Yapmış olduğu yasa dışı kafeteryasından hiç söz etmezken, Kızılay üzerinden para kazanmadım da, kazandırmadım da dememiş. Ortaya koyduğumuz gerçeklere ilişkin tek kelime etmemiş…  

Eyvallah tabii ki bir yanlışlık, biz zan varsa muhatabı kendini savunma ve tekzip yayınlatma hakkına sahiptir. Ama tekzip hakkı, algı operasyonu yapmak değildir. Sadettin Çay bence tekzip hakkını israf ettiği gibi haberimizi bir nevi doğrulamıştır. Çünkü haberde konu ettiğimiz, Beykoz Kızılay Şubesi üzerinden yürüttüğü ticari faaliyetlerine ilişkin hiçbir yalanlama yapmamış. Adet yerini bulsun diye tekzip göndermiş. Ayrıca bizim ona karşı husumetimiz olduğu iddiasında bulunmuş…

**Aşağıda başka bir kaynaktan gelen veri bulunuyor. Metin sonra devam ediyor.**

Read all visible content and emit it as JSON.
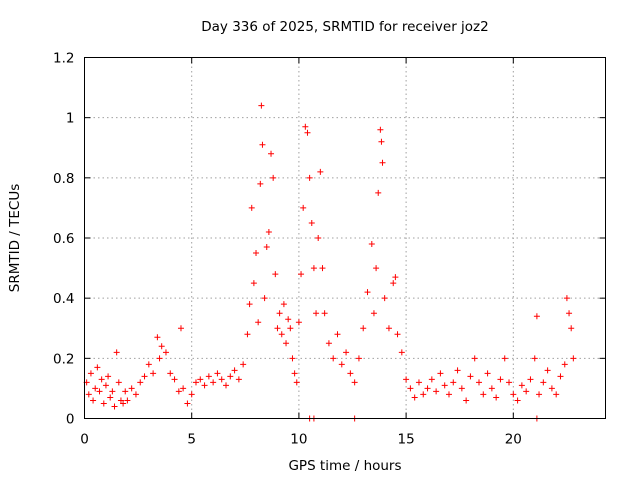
{
  "chart_data": {
    "type": "scatter",
    "title": "Day 336 of 2025, SRMTID for receiver joz2",
    "xlabel": "GPS time / hours",
    "ylabel": "SRMTID / TECUs",
    "xlim": [
      0,
      24.3
    ],
    "ylim": [
      0,
      1.2
    ],
    "xticks": [
      0,
      5,
      10,
      15,
      20
    ],
    "xtick_labels": [
      "0",
      "5",
      "10",
      "15",
      "20"
    ],
    "yticks": [
      0,
      0.2,
      0.4,
      0.6,
      0.8,
      1,
      1.2
    ],
    "ytick_labels": [
      "0",
      "0.2",
      "0.4",
      "0.6",
      "0.8",
      "1",
      "1.2"
    ],
    "grid": true,
    "marker": "+",
    "series": [
      {
        "name": "SRMTID",
        "color": "#ff0000",
        "points": [
          [
            0.1,
            0.12
          ],
          [
            0.2,
            0.08
          ],
          [
            0.3,
            0.15
          ],
          [
            0.4,
            0.06
          ],
          [
            0.5,
            0.1
          ],
          [
            0.6,
            0.17
          ],
          [
            0.7,
            0.09
          ],
          [
            0.8,
            0.13
          ],
          [
            0.9,
            0.05
          ],
          [
            1.0,
            0.11
          ],
          [
            1.1,
            0.14
          ],
          [
            1.2,
            0.07
          ],
          [
            1.3,
            0.09
          ],
          [
            1.4,
            0.04
          ],
          [
            1.5,
            0.22
          ],
          [
            1.6,
            0.12
          ],
          [
            1.7,
            0.06
          ],
          [
            1.8,
            0.05
          ],
          [
            1.9,
            0.09
          ],
          [
            2.0,
            0.06
          ],
          [
            2.2,
            0.1
          ],
          [
            2.4,
            0.08
          ],
          [
            2.6,
            0.12
          ],
          [
            2.8,
            0.14
          ],
          [
            3.0,
            0.18
          ],
          [
            3.2,
            0.15
          ],
          [
            3.4,
            0.27
          ],
          [
            3.5,
            0.2
          ],
          [
            3.6,
            0.24
          ],
          [
            3.8,
            0.22
          ],
          [
            4.0,
            0.15
          ],
          [
            4.2,
            0.13
          ],
          [
            4.4,
            0.09
          ],
          [
            4.5,
            0.3
          ],
          [
            4.6,
            0.1
          ],
          [
            4.8,
            0.05
          ],
          [
            5.0,
            0.08
          ],
          [
            5.2,
            0.12
          ],
          [
            5.4,
            0.13
          ],
          [
            5.6,
            0.11
          ],
          [
            5.8,
            0.14
          ],
          [
            6.0,
            0.12
          ],
          [
            6.2,
            0.15
          ],
          [
            6.4,
            0.13
          ],
          [
            6.6,
            0.11
          ],
          [
            6.8,
            0.14
          ],
          [
            7.0,
            0.16
          ],
          [
            7.2,
            0.13
          ],
          [
            7.4,
            0.18
          ],
          [
            7.6,
            0.28
          ],
          [
            7.7,
            0.38
          ],
          [
            7.8,
            0.7
          ],
          [
            7.9,
            0.45
          ],
          [
            8.0,
            0.55
          ],
          [
            8.1,
            0.32
          ],
          [
            8.2,
            0.78
          ],
          [
            8.25,
            1.04
          ],
          [
            8.3,
            0.91
          ],
          [
            8.4,
            0.4
          ],
          [
            8.5,
            0.57
          ],
          [
            8.6,
            0.62
          ],
          [
            8.7,
            0.88
          ],
          [
            8.8,
            0.8
          ],
          [
            8.9,
            0.48
          ],
          [
            9.0,
            0.3
          ],
          [
            9.1,
            0.35
          ],
          [
            9.2,
            0.28
          ],
          [
            9.3,
            0.38
          ],
          [
            9.4,
            0.25
          ],
          [
            9.5,
            0.33
          ],
          [
            9.6,
            0.3
          ],
          [
            9.7,
            0.2
          ],
          [
            9.8,
            0.15
          ],
          [
            9.9,
            0.12
          ],
          [
            10.0,
            0.32
          ],
          [
            10.1,
            0.48
          ],
          [
            10.2,
            0.7
          ],
          [
            10.3,
            0.97
          ],
          [
            10.4,
            0.95
          ],
          [
            10.5,
            0.8
          ],
          [
            10.6,
            0.65
          ],
          [
            10.7,
            0.5
          ],
          [
            10.8,
            0.35
          ],
          [
            10.9,
            0.6
          ],
          [
            11.0,
            0.82
          ],
          [
            11.1,
            0.5
          ],
          [
            11.2,
            0.35
          ],
          [
            11.4,
            0.25
          ],
          [
            11.6,
            0.2
          ],
          [
            11.8,
            0.28
          ],
          [
            12.0,
            0.18
          ],
          [
            12.2,
            0.22
          ],
          [
            12.4,
            0.15
          ],
          [
            12.6,
            0.12
          ],
          [
            12.8,
            0.2
          ],
          [
            13.0,
            0.3
          ],
          [
            13.2,
            0.42
          ],
          [
            13.4,
            0.58
          ],
          [
            13.5,
            0.35
          ],
          [
            13.6,
            0.5
          ],
          [
            13.7,
            0.75
          ],
          [
            13.8,
            0.96
          ],
          [
            13.85,
            0.92
          ],
          [
            13.9,
            0.85
          ],
          [
            14.0,
            0.4
          ],
          [
            14.2,
            0.3
          ],
          [
            14.4,
            0.45
          ],
          [
            14.5,
            0.47
          ],
          [
            14.6,
            0.28
          ],
          [
            14.8,
            0.22
          ],
          [
            15.0,
            0.13
          ],
          [
            15.2,
            0.1
          ],
          [
            15.4,
            0.07
          ],
          [
            15.6,
            0.12
          ],
          [
            15.8,
            0.08
          ],
          [
            16.0,
            0.1
          ],
          [
            16.2,
            0.13
          ],
          [
            16.4,
            0.09
          ],
          [
            16.6,
            0.15
          ],
          [
            16.8,
            0.11
          ],
          [
            17.0,
            0.08
          ],
          [
            17.2,
            0.12
          ],
          [
            17.4,
            0.16
          ],
          [
            17.6,
            0.1
          ],
          [
            17.8,
            0.06
          ],
          [
            18.0,
            0.14
          ],
          [
            18.2,
            0.2
          ],
          [
            18.4,
            0.12
          ],
          [
            18.6,
            0.08
          ],
          [
            18.8,
            0.15
          ],
          [
            19.0,
            0.1
          ],
          [
            19.2,
            0.07
          ],
          [
            19.4,
            0.13
          ],
          [
            19.6,
            0.2
          ],
          [
            19.8,
            0.12
          ],
          [
            20.0,
            0.08
          ],
          [
            20.2,
            0.06
          ],
          [
            20.4,
            0.11
          ],
          [
            20.6,
            0.09
          ],
          [
            20.8,
            0.13
          ],
          [
            21.0,
            0.2
          ],
          [
            21.1,
            0.34
          ],
          [
            21.2,
            0.08
          ],
          [
            21.4,
            0.12
          ],
          [
            21.6,
            0.16
          ],
          [
            21.8,
            0.1
          ],
          [
            22.0,
            0.08
          ],
          [
            22.2,
            0.14
          ],
          [
            22.4,
            0.18
          ],
          [
            22.5,
            0.4
          ],
          [
            22.6,
            0.35
          ],
          [
            22.7,
            0.3
          ],
          [
            22.8,
            0.2
          ],
          [
            10.5,
            0.0
          ],
          [
            10.7,
            0.0
          ],
          [
            12.6,
            0.0
          ],
          [
            21.1,
            0.0
          ]
        ]
      }
    ]
  }
}
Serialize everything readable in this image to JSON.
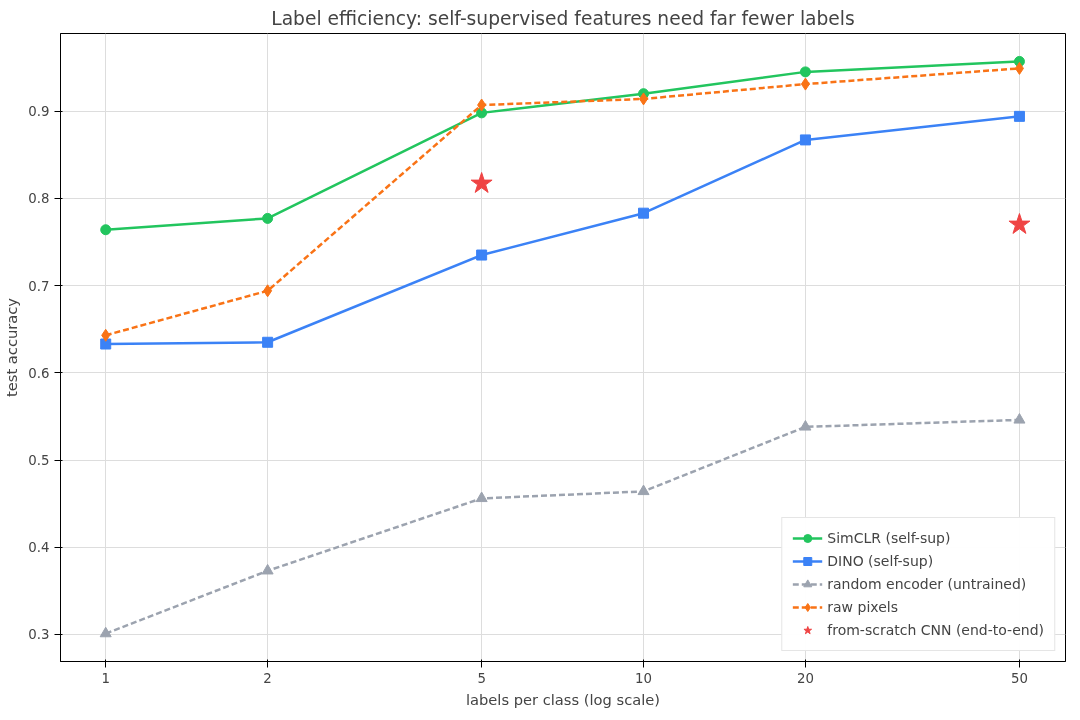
{
  "chart_data": {
    "type": "line",
    "title": "Label efficiency: self-supervised features need far fewer labels",
    "xlabel": "labels per class (log scale)",
    "ylabel": "test accuracy",
    "log": "x",
    "x": [
      1,
      2,
      5,
      10,
      20,
      50
    ],
    "series": [
      {
        "name": "SimCLR (self-sup)",
        "color": "#22c55e",
        "marker": "circle",
        "line_style": "solid",
        "values": [
          0.764,
          0.777,
          0.898,
          0.92,
          0.945,
          0.957
        ]
      },
      {
        "name": "DINO (self-sup)",
        "color": "#3b82f6",
        "marker": "square",
        "line_style": "solid",
        "values": [
          0.633,
          0.635,
          0.735,
          0.783,
          0.867,
          0.894
        ]
      },
      {
        "name": "random encoder (untrained)",
        "color": "#9ca3af",
        "marker": "triangle",
        "line_style": "dashed",
        "values": [
          0.301,
          0.373,
          0.456,
          0.464,
          0.538,
          0.546
        ]
      },
      {
        "name": "raw pixels",
        "color": "#f97316",
        "marker": "diamond",
        "line_style": "dashed",
        "values": [
          0.643,
          0.694,
          0.907,
          0.914,
          0.931,
          0.949
        ]
      },
      {
        "name": "from-scratch CNN (end-to-end)",
        "color": "#ef4444",
        "type": "scatter",
        "marker": "star",
        "x": [
          5,
          50
        ],
        "values": [
          0.817,
          0.77
        ]
      }
    ],
    "xlim": [
      0.824,
      60.9
    ],
    "ylim": [
      0.269,
      0.989
    ],
    "xticks": [
      1,
      2,
      5,
      10,
      20,
      50
    ],
    "yticks": [
      {
        "value": 0.3,
        "label": "0.3"
      },
      {
        "value": 0.4,
        "label": "0.4"
      },
      {
        "value": 0.5,
        "label": "0.5"
      },
      {
        "value": 0.6,
        "label": "0.6"
      },
      {
        "value": 0.7,
        "label": "0.7"
      },
      {
        "value": 0.8,
        "label": "0.8"
      },
      {
        "value": 0.9,
        "label": "0.9"
      }
    ],
    "grid": true,
    "legend": "bottom right"
  }
}
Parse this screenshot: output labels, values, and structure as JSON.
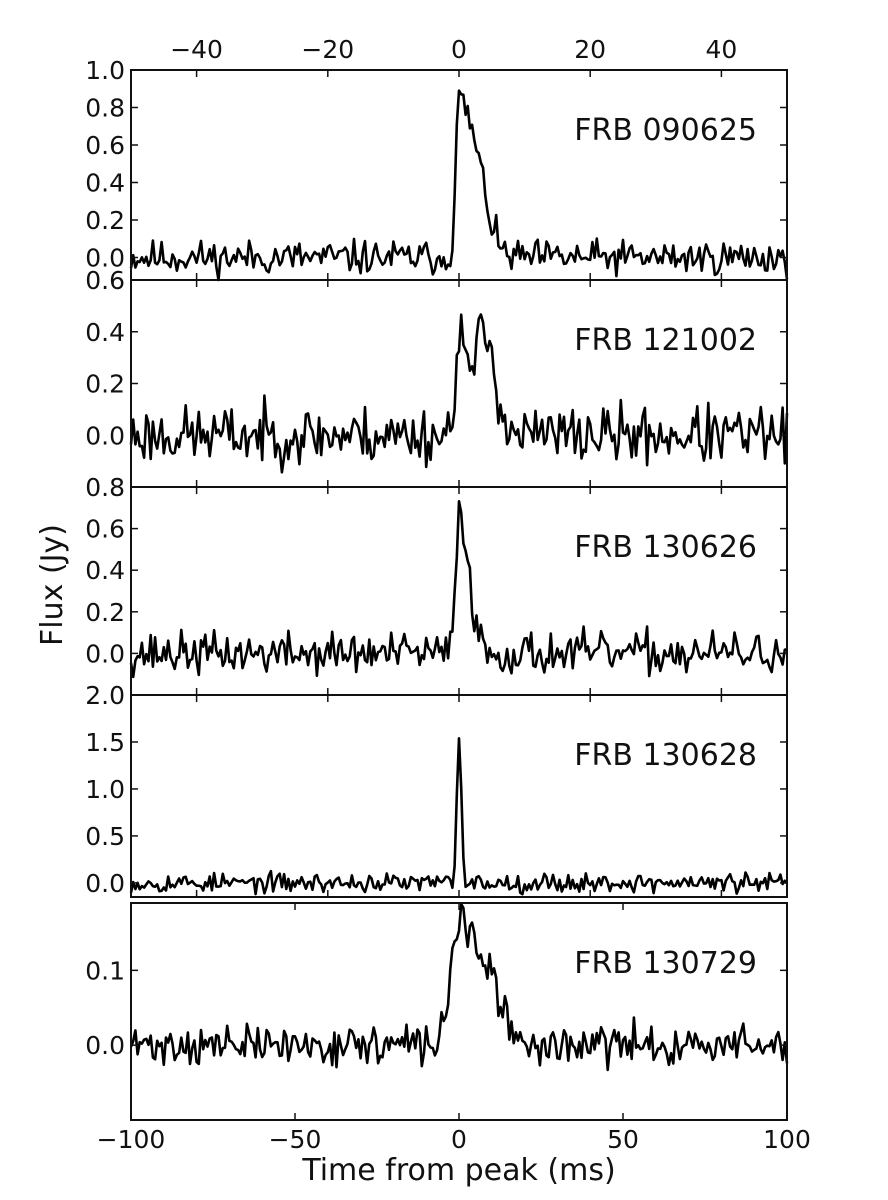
{
  "chart_data": {
    "type": "line",
    "xlabel": "Time from peak (ms)",
    "ylabel": "Flux (Jy)",
    "grid": false,
    "legend": "none",
    "bottom_axis": {
      "xlim": [
        -100,
        100
      ],
      "ticks": [
        -100,
        -50,
        0,
        50,
        100
      ],
      "tick_labels": [
        "−100",
        "−50",
        "0",
        "50",
        "100"
      ]
    },
    "top_axis": {
      "xlim": [
        -50,
        50
      ],
      "ticks": [
        -40,
        -20,
        0,
        20,
        40
      ],
      "tick_labels": [
        "−40",
        "−20",
        "0",
        "20",
        "40"
      ],
      "applies_to_panels": [
        0,
        1,
        2,
        3
      ]
    },
    "panels": [
      {
        "label": "FRB 090625",
        "xlim": [
          -50,
          50
        ],
        "ylim": [
          -0.12,
          1.0
        ],
        "yticks": [
          0.0,
          0.2,
          0.4,
          0.6,
          0.8,
          1.0
        ],
        "ytick_labels": [
          "0.0",
          "0.2",
          "0.4",
          "0.6",
          "0.8",
          "1.0"
        ],
        "features": {
          "noise": 0.045,
          "events": [
            [
              0,
              0.84,
              0.5,
              2.6
            ],
            [
              3.5,
              0.1,
              1.2,
              1.2
            ]
          ],
          "seed": 11
        }
      },
      {
        "label": "FRB 121002",
        "xlim": [
          -50,
          50
        ],
        "ylim": [
          -0.2,
          0.6
        ],
        "yticks": [
          0.0,
          0.2,
          0.4,
          0.6
        ],
        "ytick_labels": [
          "0.0",
          "0.2",
          "0.4",
          "0.6"
        ],
        "features": {
          "noise": 0.055,
          "events": [
            [
              0,
              0.37,
              0.6,
              0.9
            ],
            [
              3.8,
              0.39,
              1.7,
              1.7
            ]
          ],
          "seed": 23
        }
      },
      {
        "label": "FRB 130626",
        "xlim": [
          -50,
          50
        ],
        "ylim": [
          -0.2,
          0.8
        ],
        "yticks": [
          0.0,
          0.2,
          0.4,
          0.6,
          0.8
        ],
        "ytick_labels": [
          "0.0",
          "0.2",
          "0.4",
          "0.6",
          "0.8"
        ],
        "features": {
          "noise": 0.05,
          "events": [
            [
              0,
              0.68,
              0.5,
              1.5
            ]
          ],
          "seed": 37
        }
      },
      {
        "label": "FRB 130628",
        "xlim": [
          -50,
          50
        ],
        "ylim": [
          -0.15,
          2.0
        ],
        "yticks": [
          0.0,
          0.5,
          1.0,
          1.5,
          2.0
        ],
        "ytick_labels": [
          "0.0",
          "0.5",
          "1.0",
          "1.5",
          "2.0"
        ],
        "features": {
          "noise": 0.05,
          "events": [
            [
              0,
              1.62,
              0.3,
              0.35
            ]
          ],
          "seed": 53
        }
      },
      {
        "label": "FRB 130729",
        "xlim": [
          -100,
          100
        ],
        "ylim": [
          -0.1,
          0.19
        ],
        "yticks": [
          0.0,
          0.1
        ],
        "ytick_labels": [
          "0.0",
          "0.1"
        ],
        "features": {
          "noise": 0.013,
          "events": [
            [
              0,
              0.17,
              2.5,
              6
            ],
            [
              11,
              0.05,
              3,
              3
            ]
          ],
          "seed": 71
        }
      }
    ]
  }
}
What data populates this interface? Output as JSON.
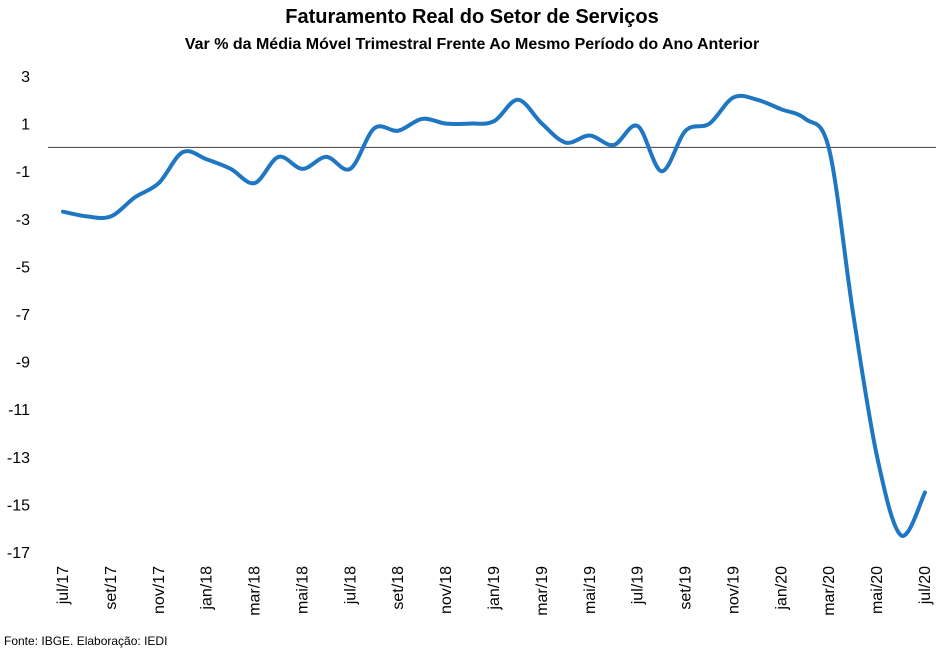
{
  "chart_data": {
    "type": "line",
    "title": "Faturamento Real do Setor de Serviços",
    "subtitle": "Var % da Média Móvel Trimestral Frente Ao Mesmo Período do Ano Anterior",
    "source": "Fonte: IBGE. Elaboração: IEDI",
    "xlabel": "",
    "ylabel": "",
    "ylim": [
      -17,
      3
    ],
    "y_ticks": [
      "3",
      "1",
      "-1",
      "-3",
      "-5",
      "-7",
      "-9",
      "-11",
      "-13",
      "-15",
      "-17"
    ],
    "x_tick_labels": [
      "jul/17",
      "set/17",
      "nov/17",
      "jan/18",
      "mar/18",
      "mai/18",
      "jul/18",
      "set/18",
      "nov/18",
      "jan/19",
      "mar/19",
      "mai/19",
      "jul/19",
      "set/19",
      "nov/19",
      "jan/20",
      "mar/20",
      "mai/20",
      "jul/20"
    ],
    "categories": [
      "jul/17",
      "ago/17",
      "set/17",
      "out/17",
      "nov/17",
      "dez/17",
      "jan/18",
      "fev/18",
      "mar/18",
      "abr/18",
      "mai/18",
      "jun/18",
      "jul/18",
      "ago/18",
      "set/18",
      "out/18",
      "nov/18",
      "dez/18",
      "jan/19",
      "fev/19",
      "mar/19",
      "abr/19",
      "mai/19",
      "jun/19",
      "jul/19",
      "ago/19",
      "set/19",
      "out/19",
      "nov/19",
      "dez/19",
      "jan/20",
      "fev/20",
      "mar/20",
      "abr/20",
      "mai/20",
      "jun/20",
      "jul/20"
    ],
    "series": [
      {
        "color": "#1F77C4",
        "values": [
          -2.7,
          -2.9,
          -2.9,
          -2.1,
          -1.5,
          -0.2,
          -0.5,
          -0.9,
          -1.5,
          -0.4,
          -0.9,
          -0.4,
          -0.9,
          0.8,
          0.7,
          1.2,
          1.0,
          1.0,
          1.1,
          2.0,
          1.0,
          0.2,
          0.5,
          0.1,
          0.9,
          -1.0,
          0.7,
          1.0,
          2.1,
          2.0,
          1.6,
          1.2,
          -0.1,
          -7.0,
          -13.0,
          -16.3,
          -14.5
        ]
      }
    ],
    "zero_line": true,
    "grid": false,
    "legend": "none"
  }
}
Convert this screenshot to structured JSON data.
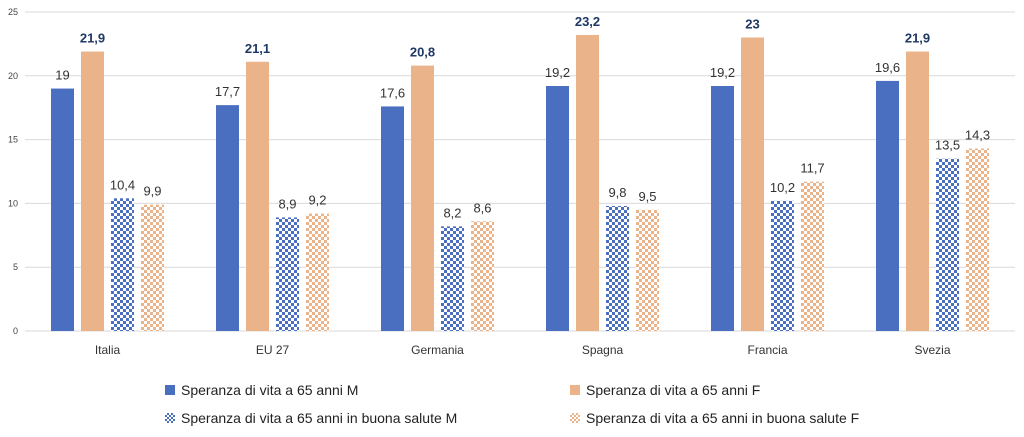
{
  "chart_data": {
    "type": "bar",
    "categories": [
      "Italia",
      "EU 27",
      "Germania",
      "Spagna",
      "Francia",
      "Svezia"
    ],
    "series": [
      {
        "name": "Speranza di vita a 65 anni M",
        "values": [
          19,
          17.7,
          17.6,
          19.2,
          19.2,
          19.6
        ],
        "labels": [
          "19",
          "17,7",
          "17,6",
          "19,2",
          "19,2",
          "19,6"
        ],
        "color": "#4a6fc0",
        "pattern": "solid"
      },
      {
        "name": "Speranza di vita a 65 anni F",
        "values": [
          21.9,
          21.1,
          20.8,
          23.2,
          23,
          21.9
        ],
        "labels": [
          "21,9",
          "21,1",
          "20,8",
          "23,2",
          "23",
          "21,9"
        ],
        "color": "#eab38a",
        "pattern": "solid",
        "label_color": "#1f3864"
      },
      {
        "name": "Speranza di vita a 65 anni in buona salute M",
        "values": [
          10.4,
          8.9,
          8.2,
          9.8,
          10.2,
          13.5
        ],
        "labels": [
          "10,4",
          "8,9",
          "8,2",
          "9,8",
          "10,2",
          "13,5"
        ],
        "color": "#4a6fc0",
        "pattern": "checker"
      },
      {
        "name": "Speranza di vita a 65 anni in buona salute F",
        "values": [
          9.9,
          9.2,
          8.6,
          9.5,
          11.7,
          14.3
        ],
        "labels": [
          "9,9",
          "9,2",
          "8,6",
          "9,5",
          "11,7",
          "14,3"
        ],
        "color": "#eab38a",
        "pattern": "checker"
      }
    ],
    "yticks": [
      0,
      5,
      10,
      15,
      20,
      25
    ],
    "ylim": [
      0,
      25
    ],
    "xlabel": "",
    "ylabel": "",
    "gridlines": true,
    "legend_position": "bottom"
  }
}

Niye ki, Sadettin Çay, sen bize ne yaptın ki, seninle niye husumetimiz olsun? Sen bizim şahsımıza değil, AK Partiye ve Beykoz halkına büyük kötülük ettin…

Benim Sadettin Çay ile hiçbir husumetim yok. Benim husumetim Sadettin Çay’ın menfaate dönüştürmeyi çok iyi becerdiği sistemle. Benim husumetim, AK Partiyi rant partisi haline getirenlerle… 

Bu benim en yakın dostumda olsa böyle, Sadettin Çay’da olsa böyle… Biz AK Partiyi kurarken, çok umutlanmıştık. Elbette ki, umutlarımızı çalanlardan, umutlarımızı çalanları görmezlikten gelenlerden hesap sorabilmeliyiz.

Aksi takdirde her şey anlamını yitirir! Öyle değil mi?